« Fasciste » ou pas ? La question surgit chaque fois qu’un Trump ou un Bolsonaro accède au pouvoir, car ils multiplient les propos racistes, sexistes et homophobes.
Cependant, tous les gouvernements de droite ont plus ou moins recours à ce genre de rhétorique réactionnaire. Sont-ils tous « fascistes » ? Non. Ou alors ce terme ne désigne plus rien de précis.
Il nous faut une caractérisation scientifique du fascisme. Autrement dit, on doit comprendre sa dynamique de classe. Le fascisme est un mouvement pro-capitaliste. Les partis fascistes qui, le siècle dernier, ont pris le pouvoir en Italie, en Espagne et en Allemagne, ont été soutenus par la grande bourgeoisie de ces pays. Une fois au pouvoir, ils ont donné à la domination du grand Capital un caractère « pur », c’est-à-dire barbare.
La fonction historique du fascisme, c’est précisément la destruction complète de toutes les organisations de la classe ouvrière : partis de gauche, syndicats, associations, etc. Mais pour y parvenir, la bourgeoisie ne peut pas seulement s’appuyer sur son appareil d’Etat (la police et l’armée). Elle doit aussi mobiliser, discipliner et armer une masse de petits-bourgeois désespérés, pour les projeter contre les organisations ouvrières. La base sociale du fascisme, c’est toujours la petite-bourgeoisie : petits paysans, artisans, commerçants, etc.
Rapport de force
Où sont, aux Etats-Unis et au Brésil, les « troupes de choc » du fascisme ? Elles n’existent pas. Certes, il y a de petites organisations fascistes. Elles sont dangereuses et doivent être écrasées. Mais elles ne peuvent pas détruire les organisations des travailleurs américains et brésiliens. En outre, depuis les années 1930, la base de masse du fascisme – la petite-bourgeoisie – a beaucoup décliné, numériquement, au profit de la classe ouvrière (y compris au Brésil). Cela a modifié le rapport de force entre les classes, à notre avantage. Et cela limite considérablement la possibilité, pour la bourgeoisie, de s’orienter vers un régime fasciste.

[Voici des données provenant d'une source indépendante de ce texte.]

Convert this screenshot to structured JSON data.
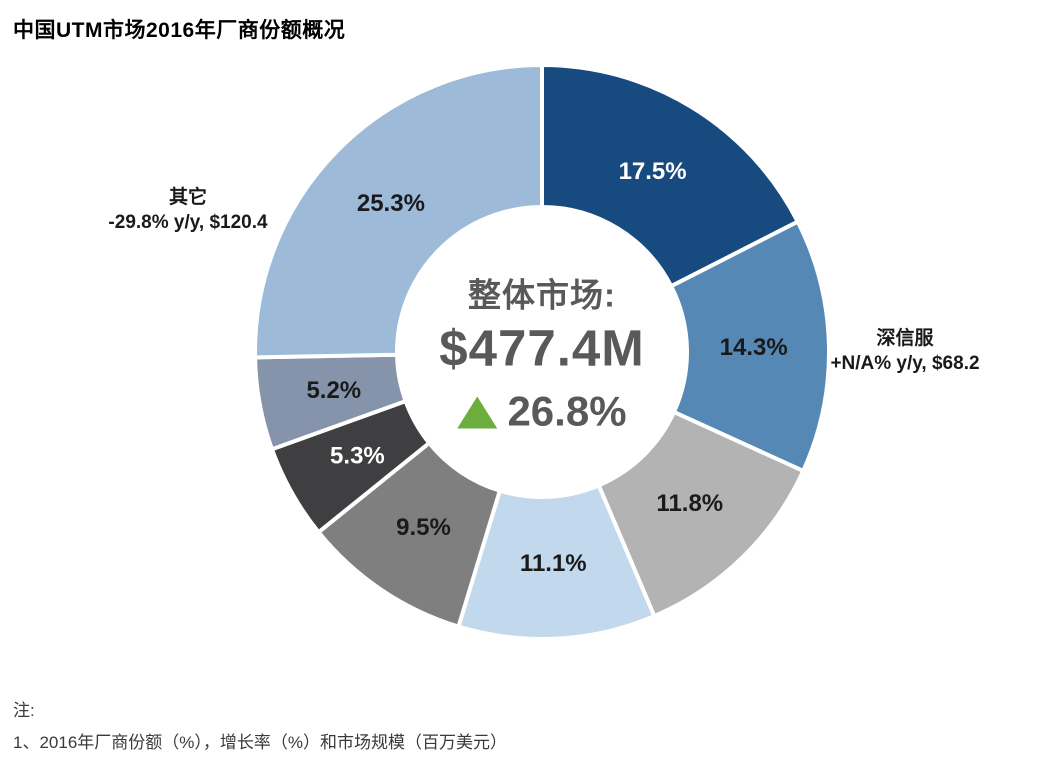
{
  "title": "中国UTM市场2016年厂商份额概况",
  "chart_data": {
    "type": "pie",
    "subtype": "donut",
    "direction": "clockwise",
    "start_angle_deg": 0,
    "center": {
      "label": "整体市场:",
      "value": "$477.4M",
      "growth": "26.8%",
      "growth_direction": "up",
      "growth_triangle_color": "#6CAE3E"
    },
    "slices": [
      {
        "label": "17.5%",
        "value": 17.5,
        "color": "#174A7E",
        "label_color": "#FFFFFF"
      },
      {
        "label": "14.3%",
        "value": 14.3,
        "color": "#5588B4",
        "label_color": "#1A1A1A"
      },
      {
        "label": "11.8%",
        "value": 11.8,
        "color": "#B3B3B3",
        "label_color": "#1A1A1A"
      },
      {
        "label": "11.1%",
        "value": 11.1,
        "color": "#C2D8EC",
        "label_color": "#1A1A1A"
      },
      {
        "label": "9.5%",
        "value": 9.5,
        "color": "#7F7F7F",
        "label_color": "#1A1A1A"
      },
      {
        "label": "5.3%",
        "value": 5.3,
        "color": "#3F3F41",
        "label_color": "#FFFFFF"
      },
      {
        "label": "5.2%",
        "value": 5.2,
        "color": "#8593AB",
        "label_color": "#1A1A1A"
      },
      {
        "label": "25.3%",
        "value": 25.3,
        "color": "#9DBAD9",
        "label_color": "#1A1A1A"
      }
    ]
  },
  "annotations": {
    "left": {
      "name": "其它",
      "detail": "-29.8% y/y, $120.4"
    },
    "right": {
      "name": "深信服",
      "detail": "+N/A% y/y, $68.2"
    }
  },
  "notes": {
    "heading": "注:",
    "line1": "1、2016年厂商份额（%），增长率（%）和市场规模（百万美元）"
  }
}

Enfin, le fascisme ne peut accéder au pouvoir que dans le contexte d’une désorientation et d’une démoralisation profondes des travailleurs, au terme de toute une période d’intense lutte des classes – période au cours de laquelle les travailleurs ont eu la possibilité de prendre le pouvoir, mais se sont heurtés à la politique erronée de leurs propres organisations. Ce fut le cas en Italie, en Allemagne et en Espagne. Mais ce n’est pas du tout la situation concrète des travailleurs aux Etats-Unis et au Brésil, aujourd’hui. Loin d’être épuisée par des années de lutte intense et sans issue, la classe ouvrière de ces deux pays commence à se mobiliser.
Bien sûr, Trump et Bolsonaro sont de dangereux ennemis des travailleurs. Ils doivent être combattus. Mais avant que la bourgeoisie de ces deux pays puisse s’orienter vers des régimes dictatoriaux (ou a fortiori fascistes), les travailleurs auront plusieurs occasions de prendre le pouvoir. Et ils le prendront s’ils ont, à leur tête, un parti révolutionnaire déterminé à renverser le capitalisme.